The Occupational Health and Safety Direction of 28 April 2020 (OHS Direction) imposes onerous health and safety obligations on employers to prepare and maintain the workplace in order to mitigate the risk of spreading COVID-19 amongst employees returning to work.

These health and safety obligations are likely to remain in place as we move through the various Alert Levels. However, even if stringent health and safety measures are implemented, the risk exists that employees may be exposed to confirmed or suspected cases of COVID-19 in the course and scope of their employment. 

This newsflash considers compensation available to employees, and liability of an employer for ‘Occupationally Acquired COVID-19’.

Compensation in terms of COIDA

The Compensation Commissioner has published a notice on ‘Occupationally Acquired Covid-19’ in terms of the Compensation for Occupational Injuries and Diseases Act 130 Of 1993 (COIDA). The Notice defines ‘Occupationally Acquired Covid-19’ as a disease contracted by an employee arising out of and in the course of his or her employment.

COIDA provides for amongst other things, compensation for occupationally-acquired diseases, including COVID-19. In terms of COIDA, employers are protected from delictual claims for damages in terms of the common law arising from occupationally acquired COVID-19. 

The COIDA Notice provides that Occupationally-Acquired COVID-19 relies on single or multiple exposures to confirmed cases of COVID-19 and may be confirmed by:

  • occupational exposure to a known source of COVID-19;
  • a reliable diagnosis of COVID-19 as per the World Health Organisation Guidelines;
  • an approved official trip and travel history to countries and/ or areas of high risk for COVID-19 on work assignment;
  • presumed high-risk work environment where transmission of COVID-19 is inherently prevalent; and
  • a chronological sequence between the work exposure and the development of symptoms.

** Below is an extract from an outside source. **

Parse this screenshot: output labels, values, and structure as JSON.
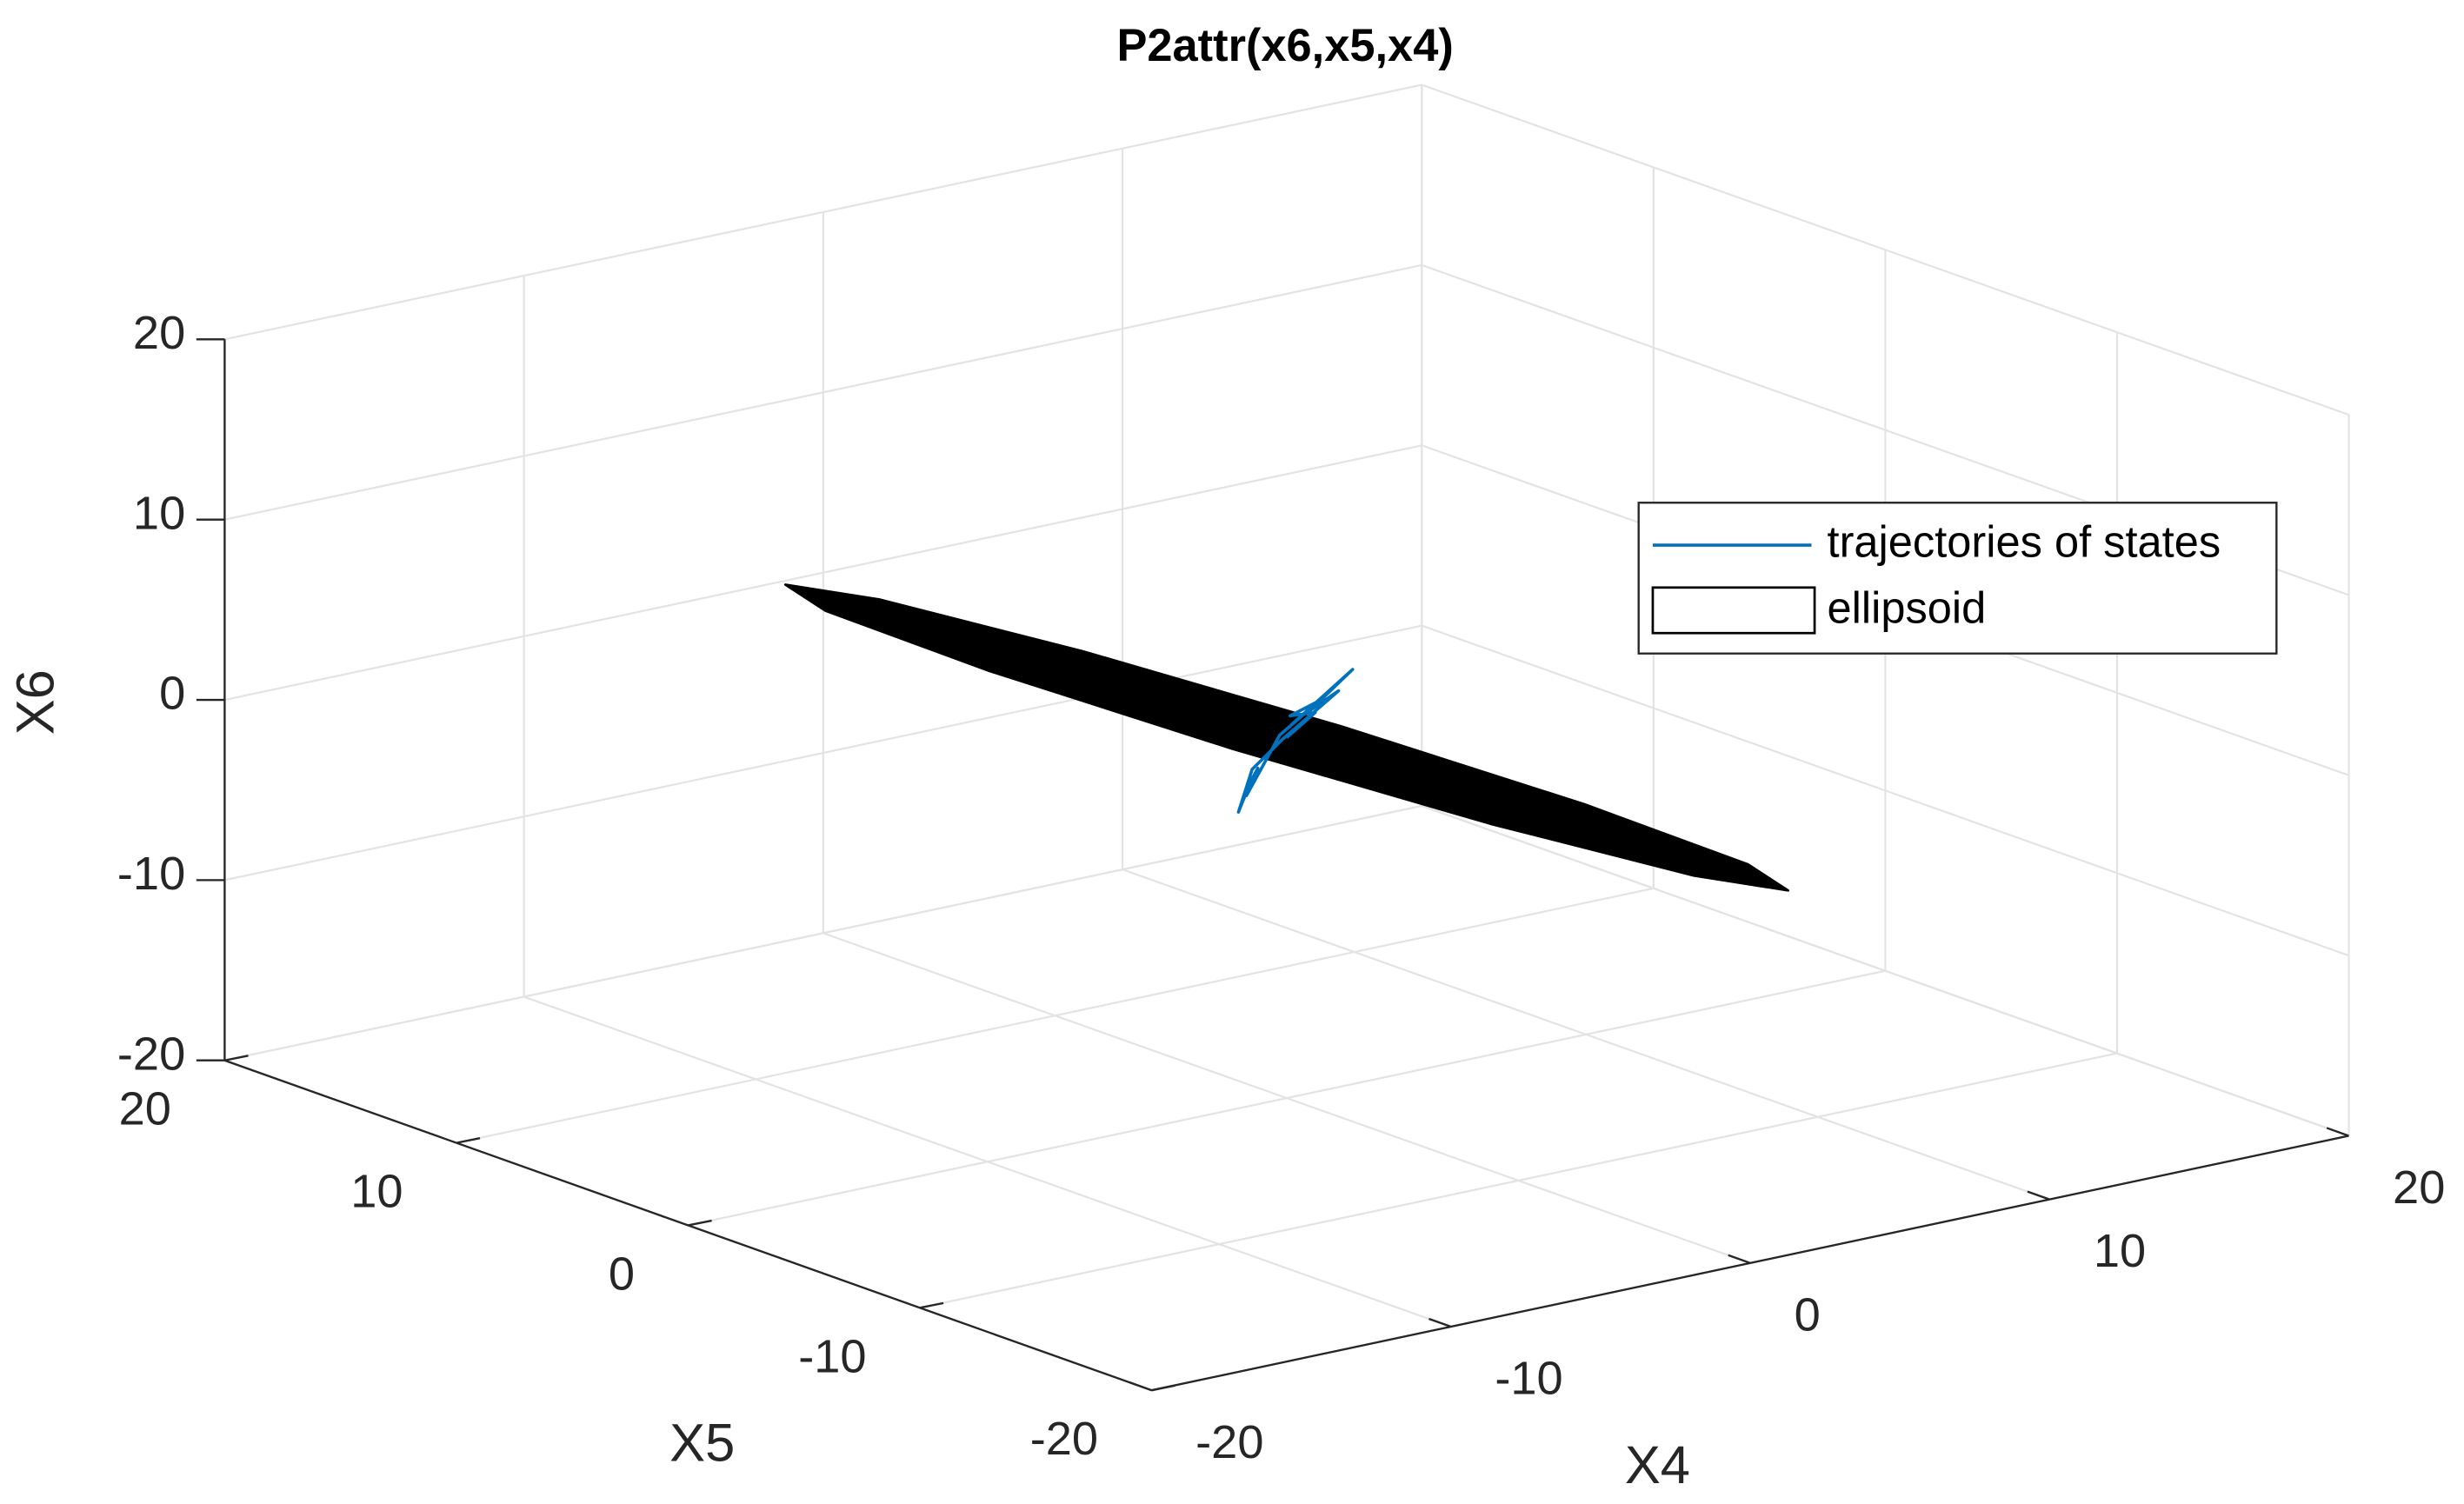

In terms of COIDA, if there is evidence that a worker contracted COVID-19 as a result of occupational exposure, the employer must, within 14 days of being notified or having learned in some other way that an employee has contracted COVID-19, report it to the Compensation Commissioner. Failure to do so amounts to an offence in terms of COIDA, the penalties for which include liability for a fine, or to imprisonment for a period not exceeding one year.

If the Compensation Fund accepts the application for compensation, employees will be provided with medical aid and temporary total disablement benefits for as long as the disablement continues, but not for a period exceeding 30 days.

If there are complications, the Commissioner may review the case and award permanent disablement benefits. In addition, and in the unfortunate event that an employee dies as a result of complications of COVID-19, death benefits such as reasonable burial expenses, widow and dependents pensions may be payable.

If the employee contracts COVID-19 due to the negligence of the employer, the employee may apply to the Commissioner for increased compensation in terms of COIDA. In such circumstances, the employer may be at risk of increased assessment costs.

In addition, where the negligence amounts to non-compliance with the OHS Direction, the employer may be risk of enforcement proceedings in terms of the Occupational Health and Safety Act 85 of 1993, (OHSA) or being liable for offences and penalties as set out in section 38 of the OHSA.

COIDA protects employers against delictual claims by their employees. This protection is not applicable to a third party that contracts COVID-19 in the employer’s workplace, and an employer may be exposed to a civil claim in this regard.